George Bush got one thing right in his speech Monday night — that “many Americans have raised legitimate questions” about his mad rush to war with Iraq.
But he continues to misunderstand what the American people and the rest of the world want in this debate over war — credible evidence, not speculation and lies; defensible claims, not leaps of illogic; and a response to the growing skepticism about his administration’s motivations.
Take Bush’s assertion that if Iraq could “produce, buy, or steal an amount of highly enriched uranium a little larger than a single softball, it could have a nuclear weapon in less than a year.” Yes, that’s likely true, but it is the equivalent of saying, “If Iraq had a nuclear weapon, it would have a nuclear weapon.” Creating the other components of a nuclear bomb would be relatively easy; it is the fissile material that is the issue.
Or consider Bush’s claim that “Iraq could decide on any given day to provide a biological or chemical weapon to a terrorist group or individual terrorists.” Yes, he could.

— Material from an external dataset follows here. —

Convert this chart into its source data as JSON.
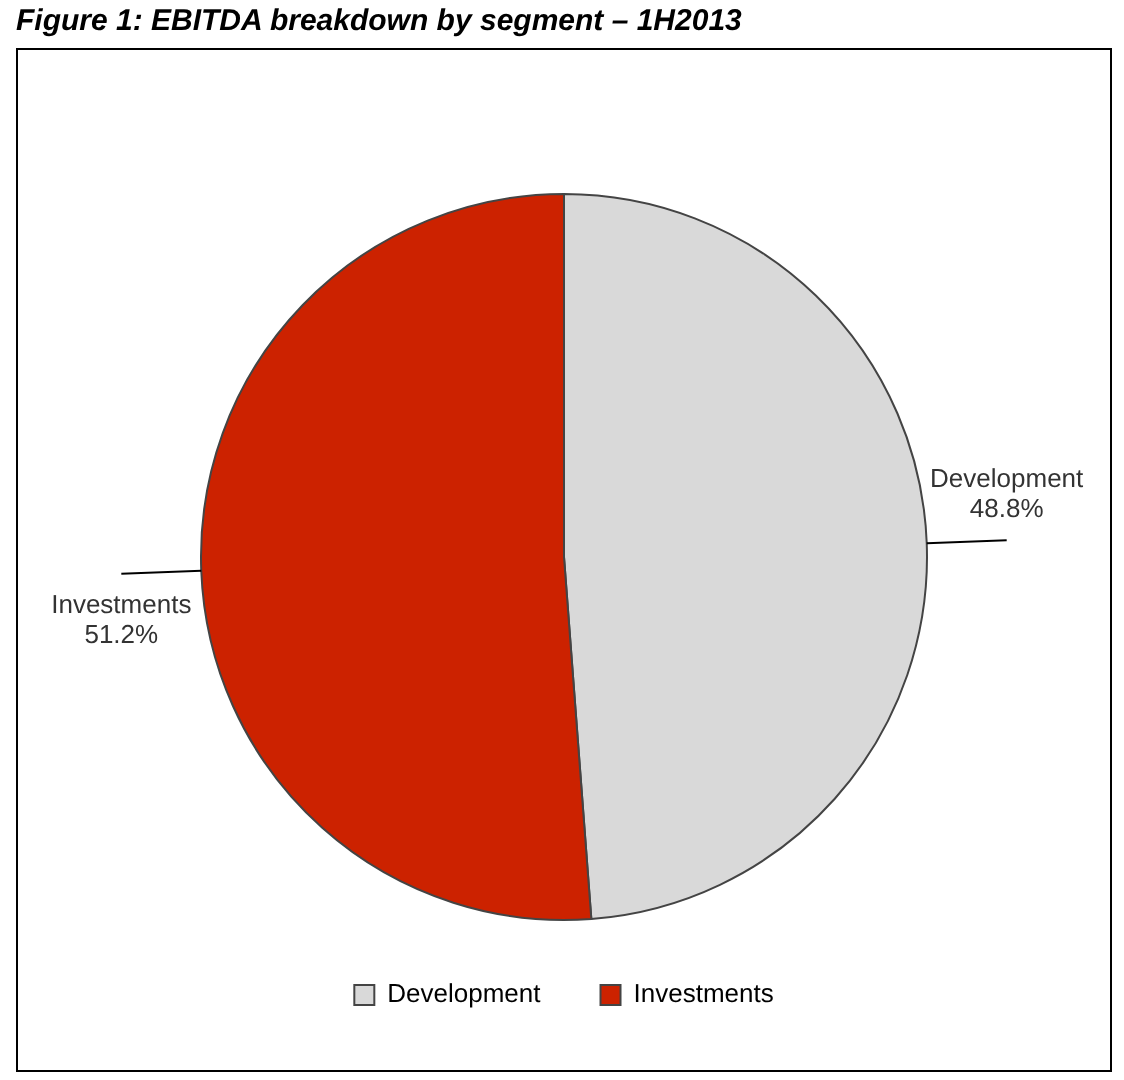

But if for the sake of argument we accept the claim that Hussein has stocks of usable weapons, would he give them away? Bush reminded us that Saddam Hussein is a power-hungry dictator who seeks total control. Is it likely such a fellow is going to turn over powerful weapons to an outside group that he can’t control? Especially given that Saddam is a secular nationalist and the outside group is rooted in a fanatical theology? Is that how someone trying to hold onto power is likely to act?
Bush at least acknowledged that we know little about Saddam’s nuclear capability, but he lied about why. Bush claimed that Iraq barred the inspectors of the International Atomic Energy Agency in 1998. In fact, the inspectors, along with those from the U.N. Special Commission, were withdrawn by their agencies — not expelled by Iraq — in December 1998 when it became clear the Clinton administration was going to bomb Iraq (as it did) and the safety of the inspectors couldn’t be guaranteed.
When Bush needed to answer people’s legitimate questions, he sidestepped them with cynical attempts to manipulate emotion. To explain why a war is necessary now, he cited the horror of 9/11. “We have seen that those who hate America are willing to crash airplanes into buildings full of innocent people. Our enemies would be no less willing — in fact, they would be eager — to use biological or chemical, or a nuclear weapon.”
Yes, but the people who committed the atrocities of 9/11 were not agents of Saddam Hussein. The fact that one U.S. enemy used such terrorism does not mean that eveyone who dislikes the United States and its policies is going to do it. In fact, the only two times Hussein has dared to use chemical weapons — in the war with Iran and against Iraqi Kurds — occurred in the 1980s when he was an ally of the United States and had our implicit support.
Bush’s argument reduces to this: No one can prove that Saddam Hussein is not planning to attack us. And if he had a nuclear weapon, no one can prove he wouldn’t use it. And if he used it, it is possible he could destroy us. So, to stop this unknown, unproven, unquantifiable, logic-defying “threat gathering against us,” we must go to war or risk seeing a mushroom cloud rise over the United States.
For this, Bush is willing to risk massive civilian casualties, the complete destruction of a people already devastated and impoverished by one war and nearly a dozen years of economic embargo, and a dangerously chaotic postwar world. I cannot prove those events would come to pass, but given the brutal way in which the United States fights wars — with high-altitude bombing and indiscriminate weapons, the direct targeting of civilian infrastructure, and a consistent lack of concern for civilian deaths — those results are far more plausible than any of Bush’s fearmongering claims.
Bush’s tactics won’t stop people from raising the obvious: It seems clear that the war plans are not about protecting people, but about projecting power. The transparent goal of a Bush war is to extend and deepen U.S. control over the strategically crucial oil resources of the Middle East. A compliant puppet government in Baghdad will solidify U.S. power in the region, through influence over the flow of oil and the establishment of what would almost certainly become a permanent U.S. base and staging area for other military actions in the area.
Although the TV pundits and political sycophants were quick to gush over Bush’s alleged statesmanlike demeanor and careful arguments, the legitimate questions remain. People continue to ask them. And Bush and his administration continue to try to paper over them with emotion, not evidence, and rhetoric, not reason.
Bush has over the past months made clear his contempt for the United Nations and the rest of the world. Monday night he made crystal clear his contempt for the intelligence of the American people as well.
ROBERT JENSEN is an associate professor of journalism at the University of Texas at Austin, a member of the Nowar Collective, and author of the book Writing Dissent: Taking Radical Ideas from the Margins to the Mainstream and the pamphlet “Citizens of the Empire.”